American poet and teacher

Florence Ripley Mastin (March 18, 1886 – February 23, 1968) was an American poet and teacher. Her work appeared regularly in The New York Times and other publications, and her "Freedom's Dream" was chosen as the official poem of New York State's observance of the Hudson-Champlain 350th Celebration in 1960.

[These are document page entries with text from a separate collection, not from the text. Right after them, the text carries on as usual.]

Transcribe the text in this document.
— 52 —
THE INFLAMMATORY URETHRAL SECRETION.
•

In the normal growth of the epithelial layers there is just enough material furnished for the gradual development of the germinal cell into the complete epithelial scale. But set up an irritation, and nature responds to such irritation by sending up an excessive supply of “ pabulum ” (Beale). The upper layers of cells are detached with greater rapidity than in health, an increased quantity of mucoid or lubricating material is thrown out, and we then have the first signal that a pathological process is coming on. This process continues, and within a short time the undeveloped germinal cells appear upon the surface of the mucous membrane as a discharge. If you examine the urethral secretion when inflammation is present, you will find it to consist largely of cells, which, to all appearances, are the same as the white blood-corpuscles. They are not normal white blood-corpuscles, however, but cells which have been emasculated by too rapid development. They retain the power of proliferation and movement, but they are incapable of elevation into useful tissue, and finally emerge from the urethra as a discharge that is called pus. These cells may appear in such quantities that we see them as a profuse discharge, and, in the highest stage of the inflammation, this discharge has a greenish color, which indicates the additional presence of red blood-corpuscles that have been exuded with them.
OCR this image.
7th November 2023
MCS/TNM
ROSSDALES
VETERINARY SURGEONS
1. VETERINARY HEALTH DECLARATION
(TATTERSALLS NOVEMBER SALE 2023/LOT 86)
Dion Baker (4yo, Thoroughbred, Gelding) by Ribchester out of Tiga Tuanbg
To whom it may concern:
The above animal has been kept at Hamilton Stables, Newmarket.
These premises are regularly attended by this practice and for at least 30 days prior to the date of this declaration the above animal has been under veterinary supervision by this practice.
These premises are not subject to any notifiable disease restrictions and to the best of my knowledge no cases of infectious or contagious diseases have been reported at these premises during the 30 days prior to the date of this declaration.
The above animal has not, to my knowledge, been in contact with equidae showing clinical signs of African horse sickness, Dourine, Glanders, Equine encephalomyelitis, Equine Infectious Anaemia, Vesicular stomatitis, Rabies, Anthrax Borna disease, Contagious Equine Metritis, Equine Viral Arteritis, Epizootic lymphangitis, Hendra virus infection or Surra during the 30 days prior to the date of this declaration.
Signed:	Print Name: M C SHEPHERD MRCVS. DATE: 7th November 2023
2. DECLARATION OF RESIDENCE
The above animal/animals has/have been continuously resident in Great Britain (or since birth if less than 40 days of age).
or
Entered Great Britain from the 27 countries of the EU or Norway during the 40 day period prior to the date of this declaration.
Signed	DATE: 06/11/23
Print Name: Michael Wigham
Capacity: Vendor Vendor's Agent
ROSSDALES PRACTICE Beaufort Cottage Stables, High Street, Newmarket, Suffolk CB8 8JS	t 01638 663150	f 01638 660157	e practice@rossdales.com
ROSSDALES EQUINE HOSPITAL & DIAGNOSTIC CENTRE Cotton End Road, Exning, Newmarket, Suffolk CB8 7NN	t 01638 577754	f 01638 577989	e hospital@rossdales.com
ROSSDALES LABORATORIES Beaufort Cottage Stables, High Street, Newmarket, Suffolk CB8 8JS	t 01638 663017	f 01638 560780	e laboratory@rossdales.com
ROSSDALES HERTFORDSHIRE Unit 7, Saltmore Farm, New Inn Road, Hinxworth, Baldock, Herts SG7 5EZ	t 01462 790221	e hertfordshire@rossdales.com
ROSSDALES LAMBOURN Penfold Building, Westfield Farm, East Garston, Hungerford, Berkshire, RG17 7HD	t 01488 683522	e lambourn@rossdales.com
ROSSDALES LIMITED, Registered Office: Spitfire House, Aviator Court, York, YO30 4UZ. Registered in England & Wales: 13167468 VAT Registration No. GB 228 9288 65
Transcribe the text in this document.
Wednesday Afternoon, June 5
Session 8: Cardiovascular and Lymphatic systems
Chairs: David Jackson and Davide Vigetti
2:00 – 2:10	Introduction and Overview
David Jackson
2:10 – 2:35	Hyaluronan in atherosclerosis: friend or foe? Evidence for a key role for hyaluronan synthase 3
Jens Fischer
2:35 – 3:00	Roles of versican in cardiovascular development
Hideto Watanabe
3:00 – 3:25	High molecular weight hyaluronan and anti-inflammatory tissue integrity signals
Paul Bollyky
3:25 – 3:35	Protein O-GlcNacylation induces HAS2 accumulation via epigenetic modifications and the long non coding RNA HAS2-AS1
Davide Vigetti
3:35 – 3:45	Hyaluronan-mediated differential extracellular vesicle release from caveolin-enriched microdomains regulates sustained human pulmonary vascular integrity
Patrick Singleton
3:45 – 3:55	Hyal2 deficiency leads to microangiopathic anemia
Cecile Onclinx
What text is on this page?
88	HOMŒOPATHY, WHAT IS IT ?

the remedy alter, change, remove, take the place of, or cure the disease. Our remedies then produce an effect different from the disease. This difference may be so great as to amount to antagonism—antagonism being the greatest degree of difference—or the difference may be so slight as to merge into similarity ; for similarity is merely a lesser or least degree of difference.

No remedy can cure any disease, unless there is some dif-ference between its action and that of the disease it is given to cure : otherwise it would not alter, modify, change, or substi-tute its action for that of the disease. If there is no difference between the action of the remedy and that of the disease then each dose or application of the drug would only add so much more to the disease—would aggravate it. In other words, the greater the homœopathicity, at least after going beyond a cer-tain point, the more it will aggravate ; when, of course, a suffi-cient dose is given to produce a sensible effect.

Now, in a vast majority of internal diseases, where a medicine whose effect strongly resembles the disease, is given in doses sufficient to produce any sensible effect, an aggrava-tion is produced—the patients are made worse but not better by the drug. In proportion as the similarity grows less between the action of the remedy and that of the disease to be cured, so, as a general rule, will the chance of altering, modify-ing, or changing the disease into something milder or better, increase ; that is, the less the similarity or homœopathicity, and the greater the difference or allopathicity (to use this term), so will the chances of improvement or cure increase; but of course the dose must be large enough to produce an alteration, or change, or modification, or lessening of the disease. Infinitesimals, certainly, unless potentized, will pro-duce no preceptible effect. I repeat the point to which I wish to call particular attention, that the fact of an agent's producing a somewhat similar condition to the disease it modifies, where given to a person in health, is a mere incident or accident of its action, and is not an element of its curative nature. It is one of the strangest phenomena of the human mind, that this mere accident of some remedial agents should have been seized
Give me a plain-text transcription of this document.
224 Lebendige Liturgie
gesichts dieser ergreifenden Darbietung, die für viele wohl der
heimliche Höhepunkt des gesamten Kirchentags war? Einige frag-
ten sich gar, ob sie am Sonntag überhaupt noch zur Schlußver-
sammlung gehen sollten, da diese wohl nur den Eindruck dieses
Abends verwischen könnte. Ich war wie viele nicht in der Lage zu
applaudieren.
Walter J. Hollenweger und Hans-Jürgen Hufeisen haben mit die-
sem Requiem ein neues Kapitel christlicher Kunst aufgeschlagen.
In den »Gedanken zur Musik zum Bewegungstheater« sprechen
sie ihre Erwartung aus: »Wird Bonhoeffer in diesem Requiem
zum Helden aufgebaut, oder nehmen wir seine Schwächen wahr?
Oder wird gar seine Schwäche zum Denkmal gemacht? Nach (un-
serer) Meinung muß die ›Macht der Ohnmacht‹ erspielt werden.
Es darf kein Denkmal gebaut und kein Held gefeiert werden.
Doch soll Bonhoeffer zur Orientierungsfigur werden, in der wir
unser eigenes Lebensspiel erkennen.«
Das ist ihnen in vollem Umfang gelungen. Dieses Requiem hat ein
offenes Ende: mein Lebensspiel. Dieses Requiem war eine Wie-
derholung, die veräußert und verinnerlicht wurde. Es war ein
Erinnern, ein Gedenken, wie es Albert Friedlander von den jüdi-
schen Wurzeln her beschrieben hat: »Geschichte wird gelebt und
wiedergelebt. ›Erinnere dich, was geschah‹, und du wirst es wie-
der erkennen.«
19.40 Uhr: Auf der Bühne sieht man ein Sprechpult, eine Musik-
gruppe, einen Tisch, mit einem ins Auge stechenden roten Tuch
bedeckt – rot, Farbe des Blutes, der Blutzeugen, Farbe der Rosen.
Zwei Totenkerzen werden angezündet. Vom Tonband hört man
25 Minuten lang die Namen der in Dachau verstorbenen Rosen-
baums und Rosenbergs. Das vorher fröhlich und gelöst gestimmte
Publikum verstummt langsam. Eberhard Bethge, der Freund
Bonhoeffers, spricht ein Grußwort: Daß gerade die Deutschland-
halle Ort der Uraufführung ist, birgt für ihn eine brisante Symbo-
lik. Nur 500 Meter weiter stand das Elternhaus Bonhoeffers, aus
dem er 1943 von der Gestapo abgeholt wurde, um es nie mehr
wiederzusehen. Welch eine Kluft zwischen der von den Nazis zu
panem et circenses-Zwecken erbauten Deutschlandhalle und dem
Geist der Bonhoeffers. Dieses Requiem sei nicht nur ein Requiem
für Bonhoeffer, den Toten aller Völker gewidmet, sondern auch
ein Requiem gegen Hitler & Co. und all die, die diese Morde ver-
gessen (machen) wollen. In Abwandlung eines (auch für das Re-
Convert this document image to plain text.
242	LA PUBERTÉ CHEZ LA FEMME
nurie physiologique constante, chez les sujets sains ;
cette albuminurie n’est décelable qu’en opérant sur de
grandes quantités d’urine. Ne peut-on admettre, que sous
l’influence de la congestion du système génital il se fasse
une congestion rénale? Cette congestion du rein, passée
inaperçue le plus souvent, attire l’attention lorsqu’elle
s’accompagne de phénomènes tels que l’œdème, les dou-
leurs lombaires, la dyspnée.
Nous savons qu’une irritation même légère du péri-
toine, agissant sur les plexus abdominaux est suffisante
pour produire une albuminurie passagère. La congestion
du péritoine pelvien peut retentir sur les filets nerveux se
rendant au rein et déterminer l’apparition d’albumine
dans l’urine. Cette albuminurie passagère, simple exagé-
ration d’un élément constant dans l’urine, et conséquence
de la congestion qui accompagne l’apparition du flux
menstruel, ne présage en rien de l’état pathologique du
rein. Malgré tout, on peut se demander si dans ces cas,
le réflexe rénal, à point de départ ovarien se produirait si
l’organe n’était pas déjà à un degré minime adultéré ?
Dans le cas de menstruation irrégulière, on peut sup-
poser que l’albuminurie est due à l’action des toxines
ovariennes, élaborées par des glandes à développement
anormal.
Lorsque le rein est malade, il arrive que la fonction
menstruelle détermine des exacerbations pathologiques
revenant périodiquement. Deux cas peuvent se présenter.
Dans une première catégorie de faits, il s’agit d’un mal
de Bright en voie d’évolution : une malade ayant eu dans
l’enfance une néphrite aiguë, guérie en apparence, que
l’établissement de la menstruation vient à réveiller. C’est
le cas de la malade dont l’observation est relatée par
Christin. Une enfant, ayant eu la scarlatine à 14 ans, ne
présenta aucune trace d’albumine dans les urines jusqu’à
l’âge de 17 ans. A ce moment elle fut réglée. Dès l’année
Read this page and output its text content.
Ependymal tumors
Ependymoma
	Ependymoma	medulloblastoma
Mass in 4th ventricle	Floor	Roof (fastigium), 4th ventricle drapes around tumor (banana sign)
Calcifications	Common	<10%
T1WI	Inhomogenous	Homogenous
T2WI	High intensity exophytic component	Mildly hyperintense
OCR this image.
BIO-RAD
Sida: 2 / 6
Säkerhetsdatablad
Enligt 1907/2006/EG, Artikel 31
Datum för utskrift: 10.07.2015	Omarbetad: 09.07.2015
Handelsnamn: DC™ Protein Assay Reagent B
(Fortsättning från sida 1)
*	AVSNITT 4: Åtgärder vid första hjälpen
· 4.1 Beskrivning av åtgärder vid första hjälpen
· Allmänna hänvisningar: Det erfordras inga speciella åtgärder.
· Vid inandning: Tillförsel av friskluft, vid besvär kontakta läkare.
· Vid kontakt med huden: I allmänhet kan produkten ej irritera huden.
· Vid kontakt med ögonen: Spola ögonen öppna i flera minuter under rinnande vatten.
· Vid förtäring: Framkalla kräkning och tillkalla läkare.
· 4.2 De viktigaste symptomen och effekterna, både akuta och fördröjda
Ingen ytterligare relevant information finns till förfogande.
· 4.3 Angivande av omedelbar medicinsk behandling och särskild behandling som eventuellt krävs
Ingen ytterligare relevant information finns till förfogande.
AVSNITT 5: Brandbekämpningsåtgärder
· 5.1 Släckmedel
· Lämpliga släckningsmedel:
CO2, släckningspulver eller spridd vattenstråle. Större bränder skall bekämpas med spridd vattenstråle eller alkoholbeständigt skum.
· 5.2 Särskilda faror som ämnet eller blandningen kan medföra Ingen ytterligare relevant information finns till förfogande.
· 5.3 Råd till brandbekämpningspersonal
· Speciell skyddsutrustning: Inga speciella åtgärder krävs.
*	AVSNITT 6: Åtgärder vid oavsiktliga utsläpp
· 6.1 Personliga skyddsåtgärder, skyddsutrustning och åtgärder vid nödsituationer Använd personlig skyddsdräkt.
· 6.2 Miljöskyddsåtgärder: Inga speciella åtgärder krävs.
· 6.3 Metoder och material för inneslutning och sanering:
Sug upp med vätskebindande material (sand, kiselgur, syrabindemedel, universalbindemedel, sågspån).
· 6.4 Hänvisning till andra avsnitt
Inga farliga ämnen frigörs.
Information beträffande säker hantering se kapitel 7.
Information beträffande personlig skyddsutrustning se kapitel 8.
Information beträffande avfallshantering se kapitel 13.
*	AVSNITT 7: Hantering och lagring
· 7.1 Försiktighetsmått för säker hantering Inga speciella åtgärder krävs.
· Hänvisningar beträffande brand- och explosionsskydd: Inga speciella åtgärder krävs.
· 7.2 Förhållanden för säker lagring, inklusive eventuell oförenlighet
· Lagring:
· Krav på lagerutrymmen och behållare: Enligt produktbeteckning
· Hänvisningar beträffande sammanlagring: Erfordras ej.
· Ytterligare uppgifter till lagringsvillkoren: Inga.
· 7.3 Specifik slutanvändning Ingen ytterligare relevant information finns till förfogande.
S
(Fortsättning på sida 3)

==Early life and education==
Florence Josephine Mastin was born on March 18, 1886, in Wayne, Pennsylvania, and grew up in Piermont, New York, the daughter of William Francis Mastin and Florence Amelia Wells Mastin. She earned a bachelor's degree at Barnard College in 1908. In her twenties she changed her middle name from Josephine to Ripley, which was her maternal grandmother's maiden name. She was descended from reformer and critic George Ripley.

== Career ==
Mastin taught English at Erasmus Hall High School. She wrote a school song for Erasmus Hall in 1915. Mastin published her first book of poetry, Green Leaves, in 1918. Mastin's poem "Freedom's Dream" won the Freedom Foundation Medal in 1959 and in 1960 was made New York State's official poem for the observance of the Hudson-Champlain 350th Celebration.

== Publications ==
Mastin's poems were published in The New York Times, Poetry, The Survey, Unity, Current History, Labor Digest, and many others. She published several collections of her poetry.

- Green Leaves (1918)
- Cables of Cobweb (1935)
- Over the Tappen Zee (1962)

== Personal life and legacy ==
Mastin and her widowed mother lived together for many years. After her mother's death in 1943, Mastin and her Barnard classmate Grace Beatrice MacColl lived together as partners. MacColl died in 1959, and Mastin died on February 23, 1968, in New York, at the age of 81.

There is a collection of her papers at Syracuse University. In 1972 students in Nyack studied works by Mastin before a bicycling trip.